Chalmers played for Melrose and won the Scottish Cup with them in 1997.

===Provincial and professional career===

Chalmers played for South of Scotland District.

When the South District turned professional as the Border Reivers, he then played for them. That team disbanded in 1998 and he moved to Edinburgh Rugby for a season, before moving to Glasgow Warriors for another season.

In November 2000, Chalmers had not been included in Glasgow's European Cup squad and requested to go to Zurich Premiership side Harlequins on loan. In January 2001, Harlequins announced that they had extended the loan period for Chalmers until the end of the season. By early April, he was clear that he did not wish to return to Glasgow. Chalmers scored all his side's points in the semi-final of the 2000–01 European Challenge Cup and was man of the match, with Harlequins eventually winning the competition. In June 2001 he had signed to Worcester Warriors.

===Part-time playing contract===
In 2003, Chalmers turned down an approach from Melrose and instead signed a part-time contract to play for the Birmingham side Pertemp Bees that competed in the National Division One league.

===International career===

Chalmers was capped by Scotland 'B' twice in the period 1988–89.

He was not selected in Scotland's squad for the 1999 Rugby World Cup. He was capped 60 times for Scotland, 56 times in his preferred position of fly-half, but on occasion at centre and once as a substitute on the right wing. He was noted for his tactical kicking, support play, game management, & tackling which was something that fly halves of his time were not noted for.

His call up to the British Lions came just four months after his international debut. He went on the 1989 British Lions tour to Australia and played in the first test. Although he scored some points from kicks, the Lions lost that match. In March 1993 he sustained a broken arm playing for Scotland against England at Twickenham, so was out of the running for the 1993 British Lions tour to New Zealand.
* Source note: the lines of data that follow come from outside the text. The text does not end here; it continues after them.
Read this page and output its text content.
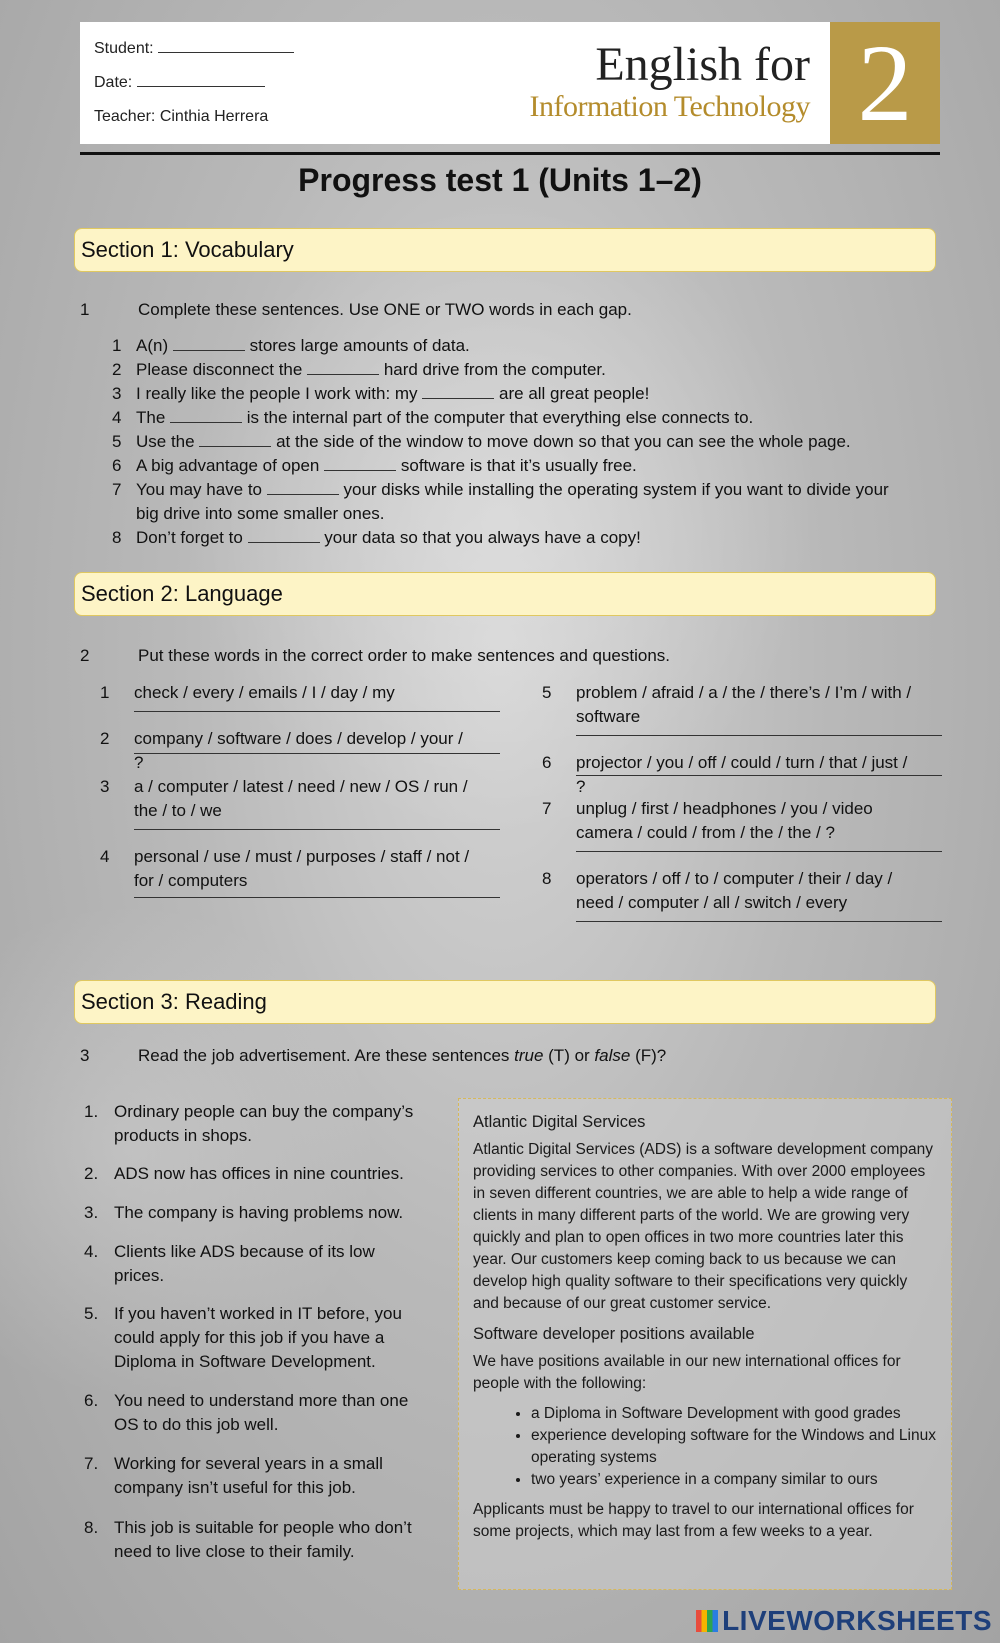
Student:
Date:
Teacher: Cinthia Herrera
English for
Information Technology 2
Progress test 1 (Units 1–2)
Section 1: Vocabulary
1	Complete these sentences. Use ONE or TWO words in each gap.
1 A(n)	stores large amounts of data.
2 Please disconnect the	hard drive from the computer.
3 I really like the people I work with: my	are all great people!
4 The	is the internal part of the computer that everything else connects to.
5 Use the	at the side of the window to move down so that you can see the whole page.
6 A big advantage of open	software is that it’s usually free.
7 You may have to	your disks while installing the operating system if you want to divide your big drive into some smaller ones.
8 Don’t forget to	your data so that you always have a copy!
Section 2: Language
2	Put these words in the correct order to make sentences and questions.
1 check / every / emails / I / day / my
2 company / software / does / develop / your / ?
3 a / computer / latest / need / new / OS / run / the / to / we
4 personal / use / must / purposes / staff / not / for / computers
5 problem / afraid / a / the / there’s / I’m / with / software
6 projector / you / off / could / turn / that / just / ?
7 unplug / first / headphones / you / video camera / could / from / the / the / ?
8 operators / off / to / computer / their / day / need / computer / all / switch / every
Section 3: Reading
3	Read the job advertisement. Are these sentences true (T) or false (F)?
1. Ordinary people can buy the company’s products in shops.
2. ADS now has offices in nine countries.
3. The company is having problems now.
4. Clients like ADS because of its low prices.
5. If you haven’t worked in IT before, you could apply for this job if you have a Diploma in Software Development.
6. You need to understand more than one OS to do this job well.
7. Working for several years in a small company isn’t useful for this job.
8. This job is suitable for people who don’t need to live close to their family.
Atlantic Digital Services

Atlantic Digital Services (ADS) is a software development company providing services to other companies. With over 2000 employees in seven different countries, we are able to help a wide range of clients in many different parts of the world. We are growing very quickly and plan to open offices in two more countries later this year. Our customers keep coming back to us because we can develop high quality software to their specifications very quickly and because of our great customer service.

Software developer positions available

We have positions available in our new international offices for people with the following:

• a Diploma in Software Development with good grades
• experience developing software for the Windows and Linux operating systems
• two years’ experience in a company similar to ours

Applicants must be happy to travel to our international offices for some projects, which may last from a few weeks to a year.

LIVEWORKSHEETS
He played in 13 matches for the Barbarians, between 1989 and 2001.

===Coaching career===

At Worcester, Chalmers had some involvement in coaching the academy players. In May 2003, Chalmers was announced as returning to Melrose as first team coach, although his Worcester contract ran until the end of June. On returning to Melrose, he continued in a playing role initially, retiring as a player in March 2005 having made a total of 200 appearances for the club.

Chalmers also took up other coaching opportunities alongside his Melrose position. In October 2008, he and Tom Smith were announced as coaches for the Scotland national under-20 rugby union team. In 2010 he also was named as coached for the Barbarians in their annual game against Bedford Blues.
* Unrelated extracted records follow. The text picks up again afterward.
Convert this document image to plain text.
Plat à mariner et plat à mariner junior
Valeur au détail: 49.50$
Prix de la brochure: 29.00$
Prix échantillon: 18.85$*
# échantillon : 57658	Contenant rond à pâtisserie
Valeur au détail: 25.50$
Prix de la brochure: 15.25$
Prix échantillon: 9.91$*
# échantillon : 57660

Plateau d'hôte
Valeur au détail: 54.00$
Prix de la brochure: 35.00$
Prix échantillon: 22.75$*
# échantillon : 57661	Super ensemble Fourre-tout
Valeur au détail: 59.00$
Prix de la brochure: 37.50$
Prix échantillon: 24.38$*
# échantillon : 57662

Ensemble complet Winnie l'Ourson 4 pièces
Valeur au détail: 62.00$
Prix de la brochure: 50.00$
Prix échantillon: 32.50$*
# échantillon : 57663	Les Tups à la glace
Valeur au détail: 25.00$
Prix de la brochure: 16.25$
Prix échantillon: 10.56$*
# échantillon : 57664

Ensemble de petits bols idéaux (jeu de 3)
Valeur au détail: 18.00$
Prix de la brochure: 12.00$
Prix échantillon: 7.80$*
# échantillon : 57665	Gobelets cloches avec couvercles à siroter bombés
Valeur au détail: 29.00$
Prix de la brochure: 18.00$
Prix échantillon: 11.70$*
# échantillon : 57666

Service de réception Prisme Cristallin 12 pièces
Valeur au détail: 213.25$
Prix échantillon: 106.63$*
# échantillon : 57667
By 2011 Melrose had won the championship title for the first time in 14 years, been in cup final for four successive years, and Melrose won the SRU's award for Club of the Season award. In April 2013 he confirmed that he would leave Melrose at the end of the season.

Chalmers had joined Chinnor RFC in Oxford, before then announcing in August 2013 that he was to join London club Esher RFC.

==Business career==

Chalmers was a marketing manager for Scottish Power from 1988 to 1996, before turning professional when rugby union went professional in Scotland.

After finishing his playing career, Chalmers took up a job with a security company.

==Personal life==
Chalmers's father Brian was a former Melrose player. In February 1997, Brian collapsed and died while watching Chalmers play for Melrose against local rivals Hawick. Chalmers was unaware of this happening, only being taken aside and given this news as the match finished.

Chalmers's sister Paula Chalmers played for the Scottish Women's rugby team and achieved an even higher number of caps.